Question

2 moles of N2 is reacted with 4 moles of H2 to produce ammonia . Mass of ammonia produced is ??? ​

Answer 1

Answer:

32g

Explanation:

1 moles of N2 + 3 moles of H2 = 2 moles of NH3

Hence, We only have 4 moles of H. So H2 Becomes the Limiting Reagent.

So, Only one mole of Ammonia would be produced.

NH3 = 32g

Answer 2

Answer:

The mass of ammonia produced is 15.13 g.

Explanation:

$N_{2}(g) + 3H_{2}(g)$ → $2NH_{3}(g)$

⇒1 mole of nitrogen molecules reacts with 3 moles of hydrogen molecules to give 2 moles of ammonia gas.

⇒First, we need to find out the limiting reagent and excess reactant by dividing the given moles of each reactant by its coefficient.

⇒In the question, we have 2 moles of nitrogen molecules reacting with 4 moles of hydrogen molecules to produce a certain amount of ammonia gas.
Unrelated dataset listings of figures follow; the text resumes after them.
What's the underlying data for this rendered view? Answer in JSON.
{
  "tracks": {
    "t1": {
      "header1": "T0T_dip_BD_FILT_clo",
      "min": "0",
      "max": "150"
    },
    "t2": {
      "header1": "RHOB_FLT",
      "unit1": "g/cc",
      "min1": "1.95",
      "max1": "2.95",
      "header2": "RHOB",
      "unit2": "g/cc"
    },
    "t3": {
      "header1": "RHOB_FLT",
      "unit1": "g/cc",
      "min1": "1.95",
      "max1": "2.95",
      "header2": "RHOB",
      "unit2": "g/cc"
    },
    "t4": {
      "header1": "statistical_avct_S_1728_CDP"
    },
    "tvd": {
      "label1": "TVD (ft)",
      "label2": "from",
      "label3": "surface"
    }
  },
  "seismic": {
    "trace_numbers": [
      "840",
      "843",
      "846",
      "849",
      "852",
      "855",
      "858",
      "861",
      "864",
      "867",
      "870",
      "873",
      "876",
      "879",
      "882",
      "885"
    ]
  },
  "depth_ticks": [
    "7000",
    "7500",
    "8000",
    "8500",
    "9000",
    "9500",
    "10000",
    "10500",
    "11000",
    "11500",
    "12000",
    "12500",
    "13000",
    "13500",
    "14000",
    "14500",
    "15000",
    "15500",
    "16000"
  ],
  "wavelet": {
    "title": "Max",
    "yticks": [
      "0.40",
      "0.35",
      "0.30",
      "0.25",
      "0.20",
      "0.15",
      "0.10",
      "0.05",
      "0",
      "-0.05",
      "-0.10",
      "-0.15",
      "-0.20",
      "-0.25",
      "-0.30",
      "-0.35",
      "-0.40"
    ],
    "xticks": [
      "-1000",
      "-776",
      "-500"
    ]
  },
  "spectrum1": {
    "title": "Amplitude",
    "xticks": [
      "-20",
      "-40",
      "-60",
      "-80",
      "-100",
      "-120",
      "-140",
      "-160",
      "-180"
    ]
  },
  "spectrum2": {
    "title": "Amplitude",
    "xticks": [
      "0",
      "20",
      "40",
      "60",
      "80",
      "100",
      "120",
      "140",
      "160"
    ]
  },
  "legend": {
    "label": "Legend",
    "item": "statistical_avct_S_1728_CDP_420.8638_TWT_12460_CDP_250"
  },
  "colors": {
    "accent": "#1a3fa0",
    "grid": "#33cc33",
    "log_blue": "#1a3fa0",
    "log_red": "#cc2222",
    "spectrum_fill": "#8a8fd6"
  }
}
$N_{2}$ → $\frac{2}{1} = 2$

$H_{2}$ → $\frac{4}{3} = 1.33$

⇒We can see that $N_{2}$ is the excess reactant while $H_{2}$ is the limiting reagent.

⇒Now we can calculate the amount of $NH_{3}$ produced.

$H_{2} : NH_{3}$

3     :    2

1.33 :    $x$

2 × 1.33 = 3 × $x$

2.66 = $3x$

0.89 mol = $x$

The molar mass of ammonia = 14 + 3 = 17

Mass of ammonia = 17 × 0.89 = 15.13 g